The Other People: A Novel(8)



She hurried up the stairs and into the girl’s room. Everything looked as it always did. The sleeping girl slept. The machines whirred: all readings normal. She walked over to the piano. The keys were coated in dust. Nothing had disturbed them.

She put it down to her imagination. A week later, it happened again. And again. Every few weeks, that single note would ring out from the girl’s room. You never knew when it might happen, day or night.

Some of the staff began to talk about ghosts, poltergeists, telekinesis. Miriam wouldn’t hear of such nonsense. And yet she couldn’t summon up a better explanation. So she continued to do her job and tried not to think about it at all.

Tonight, when the note rang out, she walked wearily to the girl’s room. She checked the piano, the machines. And then she stood over the sleeping girl and stared at her white face, her mass of flaxen hair. Still just the same. She stroked her thin arm and let her hand drop to the bedsheets. She frowned. They felt gritty. But that wasn’t right. They had only just been changed. How could they be dirty?

She ran her hand along the sheets, raised it and rubbed her fingers together.

Not dirt.

Sand.





The pathway was narrow and muddy. Heavy woodland crowded in from either side. It didn’t strike Gabe as a particularly picturesque or pleasant walk, even on a summer’s day, let alone in the pitch black and freezing cold of a February night.

The twisted trunks of the trees pushed over the rickety fencing on either side. In some places, the crooked boughs met overhead, branches entwining with each other like lovers’ fingers, crooked as a fighter’s knuckles.

He fought down a shudder. A curse, sometimes, being a writer. Or ex-writer, he supposed. But then, did you ever stop being a writer? Like an alcoholic, the urge was always there.

When he was a kid he had dreamed of writing books, like his heroes Stephen King and James Herbert. But growing up in a small, run-down seaside resort with no dad and a mum who spent most of her dole money at the pub, that idea had been quickly knocked out of him.

The people where he lived were suspicious of aspiration. Other people’s hard work and success simply reminded them of their own failures and poor choices. Those who tried to claw their way out weren’t encouraged, they were mocked: “Getting a bit lah-di-dah.” “Get you with your posh degree.”

He pretended not to care about school in front of his friends while he spent night after night studying for his exams in his room. He got decent enough grades and, despite almost trashing his dreams before they started in his teens, he was given a second chance. He secured a place at the local polytechnic and then a poorly paid job at a small advertising agency. Just before he started, his mum died. Everyone from their community came to the funeral but no one chipped in a penny to help. Gabe had to pawn what was left of her possessions to help pay for the coffin.

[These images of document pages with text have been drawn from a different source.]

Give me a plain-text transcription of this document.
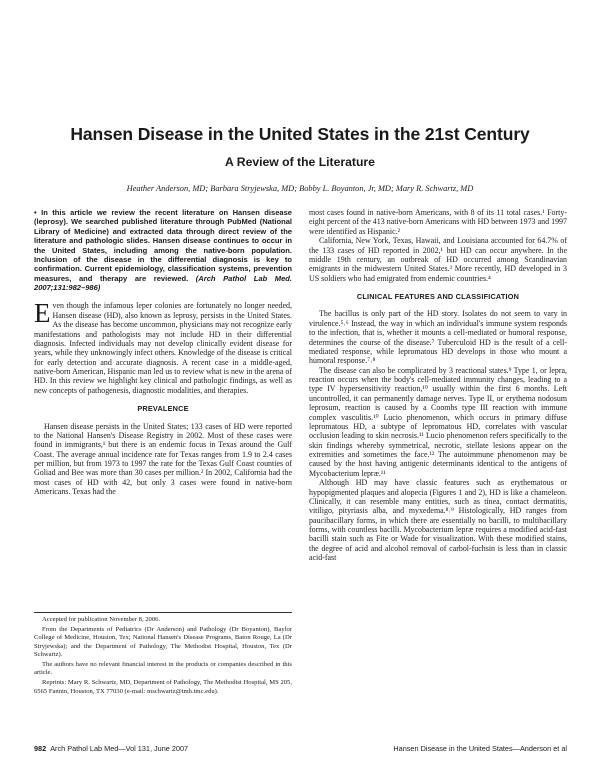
Hansen Disease in the United States in the 21st Century
A Review of the Literature
Heather Anderson, MD; Barbara Stryjewska, MD; Bobby L. Boyanton, Jr, MD; Mary R. Schwartz, MD

• In this article we review the recent literature on Hansen disease (leprosy). We searched published literature through PubMed (National Library of Medicine) and extracted data through direct review of the literature and pathologic slides. Hansen disease continues to occur in the United States, including among the native-born population. Inclusion of the disease in the differential diagnosis is key to confirmation. Current epidemiology, classification systems, prevention measures, and therapy are reviewed. (Arch Pathol Lab Med. 2007;131:982–986)

Even though the infamous leper colonies are fortunately no longer needed, Hansen disease (HD), also known as leprosy, persists in the United States. As the disease has become uncommon, physicians may not recognize early manifestations and pathologists may not include HD in their differential diagnosis. Infected individuals may not develop clinically evident disease for years, while they unknowingly infect others. Knowledge of the disease is critical for early detection and accurate diagnosis. A recent case in a middle-aged, native-born American, Hispanic man led us to review what is new in the arena of HD. In this review we highlight key clinical and pathologic findings, as well as new concepts of pathogenesis, diagnostic modalities, and therapies.

PREVALENCE

Hansen disease persists in the United States; 133 cases of HD were reported to the National Hansen's Disease Registry in 2002. Most of these cases were found in immigrants,¹ but there is an endemic focus in Texas around the Gulf Coast. The average annual incidence rate for Texas ranges from 1.9 to 2.4 cases per million, but from 1973 to 1997 the rate for the Texas Gulf Coast counties of Goliad and Bee was more than 30 cases per million.² In 2002, California had the most cases of HD with 42, but only 3 cases were found in native-born Americans. Texas had the

most cases found in native-born Americans, with 8 of its 11 total cases.¹ Forty-eight percent of the 413 native-born Americans with HD between 1973 and 1997 were identified as Hispanic.²

California, New York, Texas, Hawaii, and Louisiana accounted for 64.7% of the 133 cases of HD reported in 2002,¹ but HD can occur anywhere. In the middle 19th century, an outbreak of HD occurred among Scandinavian emigrants in the midwestern United States.³ More recently, HD developed in 3 US soldiers who had emigrated from endemic countries.⁴

CLINICAL FEATURES AND CLASSIFICATION

The bacillus is only part of the HD story. Isolates do not seem to vary in virulence.⁵˒⁶ Instead, the way in which an individual's immune system responds to the infection, that is, whether it mounts a cell-mediated or humoral response, determines the course of the disease.⁷ Tuberculoid HD is the result of a cell-mediated response, while lepromatous HD develops in those who mount a humoral response.⁷˒⁸

The disease can also be complicated by 3 reactional states.⁹ Type 1, or lepra, reaction occurs when the body's cell-mediated immunity changes, leading to a type IV hypersensitivity reaction,¹⁰ usually within the first 6 months. Left uncontrolled, it can permanently damage nerves. Type II, or erythema nodosum leprosum, reaction is caused by a Coombs type III reaction with immune complex vasculitis.¹⁰ Lucio phenomenon, which occurs in primary diffuse lepromatous HD, a subtype of lepromatous HD, correlates with vascular occlusion leading to skin necrosis.¹¹ Lucio phenomenon refers specifically to the skin findings whereby symmetrical, necrotic, stellate lesions appear on the extremities and sometimes the face.¹² The autoimmune phenomenon may be caused by the host having antigenic determinants identical to the antigens of Mycobacterium lepræ.¹¹

Although HD may have classic features such as erythematous or hypopigmented plaques and alopecia (Figures 1 and 2), HD is like a chameleon. Clinically, it can resemble many entities, such as tinea, contact dermatitis, vitiligo, pityriasis alba, and myxedema.⁸˒⁹ Histologically, HD ranges from paucibacillary forms, in which there are essentially no bacilli, to multibacillary forms, with countless bacilli. Mycobacterium lepræ requires a modified acid-fast bacilli stain such as Fite or Wade for visualization. With these modified stains, the degree of acid and alcohol removal of carbol-fuchsin is less than in classic acid-fast

Accepted for publication November 8, 2006.

From the Departments of Pediatrics (Dr Anderson) and Pathology (Dr Boyanton), Baylor College of Medicine, Houston, Tex; National Hansen's Disease Programs, Baton Rouge, La (Dr Stryjewska); and the Department of Pathology, The Methodist Hospital, Houston, Tex (Dr Schwartz).

The authors have no relevant financial interest in the products or companies described in this article.

Reprints: Mary R. Schwartz, MD, Department of Pathology, The Methodist Hospital, MS 205, 6565 Fannin, Houston, TX 77030 (e-mail: mschwartz@tmh.tmc.edu).

982 Arch Pathol Lab Med—Vol 131, June 2007	Hansen Disease in the United States—Anderson et al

Another three years spent churning out product leaflets for pessaries, and he was offered a job at a big agency in the Midlands. During a pitch, he met a freelance graphic designer called Jenny. They fell in love, got married…and Jenny fell pregnant. Happy ever after.

Except there’s no such thing.

He often used to joke that he got to lie for a living. Haha.

No one knew how close it was to the truth.

I lie for a living. I live a lie.



* * *





AHEAD OF HIM, the path was widening and the last of the trees straggled away. Gabe found himself upon a narrow bank. A starved sliver of moon floated on a still expanse of water. A lake.

Not a large lake. Maybe ten meters across, fifteen wide. On the other side, it was hedged in by more trees. Slightly to the right, a high ridge of hill. Secluded. Hidden. Like the wooded walk, it was not pretty. It smelled dank and fetid. The bank dropped away steeply, littered with cans and ancient plastic bags. The surface of the water was covered in brown algae.

And in the middle, half submerged in the filthy water, was a car.

It must have been fully submerged, once. But the weather had been abnormally dry for the last couple of years. The water levels were at a record low. Bit by bit, the lake must have retreated until the car was revealed. That explained the cans and carrier bags stranded on the bank.

Gabe walked down to the edge of the bank. Water crept over the toes of his trainers. The car was rusted and draped in slimy weeds. In the darkness, it looked almost the same color as the lake. But he could still see, just visible in the rear window, illuminated by his flashlight: Ho k if you e orny.

Horn bro en. W tch or ing r.

He took another step, not caring about the dampness seeping through his socks, and then a voice said: “Am I right?”

“Fuck!”

He spun around. The Samaritan stood behind him. He must have stepped out of the trees, or simply emerged in a cloud of smoke. Either, Gabe thought, was feasible.

The Samaritan was tall. And thin. As always, he was dressed in black. Black jeans, long black jacket. His skin was almost as dark. His shaved skull glinted in the moonlight. His teeth were a startling white. One was inlaid with a small iridescent stone, like a pearl. When Gabe asked him once what it was, he had frowned.

“I brought it back, from a place I visited. I keep it with me.”

“Like a souvenir?”

“Yeah. To remind me never to go back.”

The subject was closed. Gabe knew better than to reopen it.